I've been watching since monday night and while it isn't bad, Miller looks pretty nervous up there and the stage production a bit rusty. It's almost as if they didn't rehearse much before they had their first show.
I like his interviews, as well as his 'varsity panel' for the most part, although I'd like to see him be more aggresive in his questioning, specially towards those guest who lean to the left. Not because I want him to belittle the guests, but because that what I expected from his show. I guess I thought it would be more 'confrontational'.
My two reccommendations as of now.
1). Get some non-republican guests for the opening interview once in a while. The last two were Schwarzenegger and McCain.
2) While his brief 'stand-up" news reporting is funny, it doesn't have the same effect without a live audience. When he gets to the punchline of his 'reports', you can hear the stage hands laughing and that's it.
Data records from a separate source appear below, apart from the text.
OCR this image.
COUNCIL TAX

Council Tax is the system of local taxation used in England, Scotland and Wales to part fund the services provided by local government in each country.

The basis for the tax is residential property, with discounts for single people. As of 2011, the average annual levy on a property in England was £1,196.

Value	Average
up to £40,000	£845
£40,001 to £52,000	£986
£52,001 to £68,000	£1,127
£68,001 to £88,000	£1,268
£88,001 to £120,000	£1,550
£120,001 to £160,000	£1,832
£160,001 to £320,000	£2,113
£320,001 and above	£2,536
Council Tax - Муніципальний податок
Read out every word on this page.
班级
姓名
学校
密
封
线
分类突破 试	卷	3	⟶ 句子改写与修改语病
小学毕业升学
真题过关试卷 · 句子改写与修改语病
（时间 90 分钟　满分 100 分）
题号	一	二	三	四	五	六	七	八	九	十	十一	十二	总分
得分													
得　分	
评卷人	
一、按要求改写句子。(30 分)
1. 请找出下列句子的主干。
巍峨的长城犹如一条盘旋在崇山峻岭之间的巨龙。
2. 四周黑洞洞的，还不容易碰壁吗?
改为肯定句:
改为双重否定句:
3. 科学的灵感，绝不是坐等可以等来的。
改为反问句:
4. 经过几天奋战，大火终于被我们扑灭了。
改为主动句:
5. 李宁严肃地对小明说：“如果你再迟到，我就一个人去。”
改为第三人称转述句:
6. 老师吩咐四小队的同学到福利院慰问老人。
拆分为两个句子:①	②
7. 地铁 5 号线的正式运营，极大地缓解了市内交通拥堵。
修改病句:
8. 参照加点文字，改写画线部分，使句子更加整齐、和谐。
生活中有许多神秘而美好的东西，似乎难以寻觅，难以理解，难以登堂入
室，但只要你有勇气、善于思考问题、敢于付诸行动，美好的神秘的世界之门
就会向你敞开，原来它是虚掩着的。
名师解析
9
He delivers them as if he's expecting a reaction from a live audience but of course they're not there.
I've always wavered back and forth on Miller; he was freakin' hilarious on Saturday Night Live until the last couple of seasons, then he had the network show that bombed, and then his HBO show which I thought was the best --- he made it pretty omnidirectional in terms of content and political bias, and he was free to drop the occasional foul language to spice up his rants.
Then came MNF, where he was simply out of place -- I didn't hate him as much as most of the fans/media, especially considering he was technically replacing senile idiot Frank Gifford in the trio, but he wasn't that effective either.
The thing that bugs me about this show is that 1) it's too frequent -- he works better IMO on a weekly basis and 2) he's going into it with an obvious reinvention as a right wing pundit; a libertarian one who is more logical and funny than the Hannity-Coulter lunatic fringe, but pushing an agenda even if he does it relatively fairly just goes against some of what made Miller great in the first place; that cranky cynical give-it-to-all-sides spirit.
I'll check in on it occasionally just to see how he does (I meant to turn it on last night but fell asleep early), but it seems right now that he's trying to be the Fox News crowd's answer to Bill Maher rather than the old Dennis Miller.